Vous pourrez de plus adapter ce camouflage à autant de biotopes que vous le souhaiterez et cacher votre appareil, votre trépied, votre sac, vous même, ou autre chose comme un affût par exemple, pour quelques euros par biotope. Mais si vous y pensez vraiment, vous ne devriez pas avoir besoin de tant de filets que ça, j’en utilise trois et je pense pouvoir couvrir tous mes besoins dans les Vosges, des prairies aux crêtes, en passant par les zones rocheuses, et la neige. J’ai ainsi défini pour mes besoins qu’un filet à dominante marron, un autre à dominante verdâtre, et un dernier à dominante blanche/grisâtre répondait à toutes les situations auxquelles j’avais été confrontées depuis que je fais de la photographie nature. Pour ne pas garder un secret de polichinelle, j’utilise donc un filet type AT-Digital : relativement polyvalent toute l’année, y compris l’hiver ou dans les milieux « désertiques » et/ou rocheux ; un autre type Vegetato woodland : plus approprié aux milieux boisés de feuillus ou dans les prairies l’été et l’automne, lorsque le soleil a roussi les végétaux ; et un dernier camo neige : adapté à la saison hivernale sous couvert neigeux, mais aussi dans les milieux rocheux exposés au soleil…
Je vous laisse chercher où en trouver car mon but ici n’est pas de promouvoir une enseigne.
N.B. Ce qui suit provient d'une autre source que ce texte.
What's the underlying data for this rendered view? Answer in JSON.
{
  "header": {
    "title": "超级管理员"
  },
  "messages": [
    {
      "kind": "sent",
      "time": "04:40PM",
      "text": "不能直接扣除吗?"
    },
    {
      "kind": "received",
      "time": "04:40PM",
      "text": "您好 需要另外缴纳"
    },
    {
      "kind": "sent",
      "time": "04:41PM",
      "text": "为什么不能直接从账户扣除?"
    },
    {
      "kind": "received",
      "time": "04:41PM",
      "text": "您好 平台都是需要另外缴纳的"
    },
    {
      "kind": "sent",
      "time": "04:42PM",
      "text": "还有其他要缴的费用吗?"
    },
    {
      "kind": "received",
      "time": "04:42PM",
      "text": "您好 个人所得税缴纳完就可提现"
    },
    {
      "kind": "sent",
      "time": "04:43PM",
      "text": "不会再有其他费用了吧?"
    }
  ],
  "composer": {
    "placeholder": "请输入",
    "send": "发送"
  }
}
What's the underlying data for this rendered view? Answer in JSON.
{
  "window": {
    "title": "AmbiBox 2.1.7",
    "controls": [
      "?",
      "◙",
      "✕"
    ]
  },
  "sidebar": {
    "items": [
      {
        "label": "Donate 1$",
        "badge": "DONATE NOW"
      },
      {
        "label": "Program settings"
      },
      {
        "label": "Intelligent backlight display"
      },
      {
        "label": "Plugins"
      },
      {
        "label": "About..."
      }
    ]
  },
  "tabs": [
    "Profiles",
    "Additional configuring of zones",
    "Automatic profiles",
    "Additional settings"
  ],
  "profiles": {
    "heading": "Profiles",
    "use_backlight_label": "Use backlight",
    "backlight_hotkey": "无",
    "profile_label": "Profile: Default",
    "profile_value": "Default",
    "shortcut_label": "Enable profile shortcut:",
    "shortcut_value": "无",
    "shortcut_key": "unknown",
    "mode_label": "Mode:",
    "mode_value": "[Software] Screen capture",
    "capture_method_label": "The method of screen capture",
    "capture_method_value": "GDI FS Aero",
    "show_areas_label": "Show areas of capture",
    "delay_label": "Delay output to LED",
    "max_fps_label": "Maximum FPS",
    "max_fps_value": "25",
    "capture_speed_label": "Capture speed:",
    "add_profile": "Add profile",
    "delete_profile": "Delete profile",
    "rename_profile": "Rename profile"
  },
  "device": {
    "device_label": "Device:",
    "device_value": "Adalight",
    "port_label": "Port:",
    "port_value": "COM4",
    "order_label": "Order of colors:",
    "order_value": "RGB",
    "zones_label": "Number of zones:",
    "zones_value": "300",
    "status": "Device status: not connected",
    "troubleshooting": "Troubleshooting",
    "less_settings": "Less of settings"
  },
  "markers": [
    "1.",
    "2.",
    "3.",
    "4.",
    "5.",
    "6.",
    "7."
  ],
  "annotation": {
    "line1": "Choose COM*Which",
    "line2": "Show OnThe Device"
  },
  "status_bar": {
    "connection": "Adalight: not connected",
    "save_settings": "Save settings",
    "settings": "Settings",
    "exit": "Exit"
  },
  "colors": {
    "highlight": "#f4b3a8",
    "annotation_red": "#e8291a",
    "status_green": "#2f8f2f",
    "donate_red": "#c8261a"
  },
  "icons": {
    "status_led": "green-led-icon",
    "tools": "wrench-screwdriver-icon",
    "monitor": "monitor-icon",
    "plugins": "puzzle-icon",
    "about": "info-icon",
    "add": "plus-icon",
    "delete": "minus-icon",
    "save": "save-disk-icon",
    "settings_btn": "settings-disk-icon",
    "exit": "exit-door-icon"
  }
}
Lorsque vous êtes en billebaude, une solution simple consiste à se draper avec, en laissant quelques pans stratégiques. Vous pouvez aussi en combiner plusieurs afin d’améliorer le mimétisme. Par exemple, en milieu couvert en hiver, il est plus judicieux de mettre un filet blanchâtre en jupe, et un filet brunâtre sur le haut du corps que l’inverse car le sol est recouvert de neige, mais pas les troncs. En milieu ouvert, ce sera l’inverse, voire uniquement le blanc : adaptez-vous à la situation !!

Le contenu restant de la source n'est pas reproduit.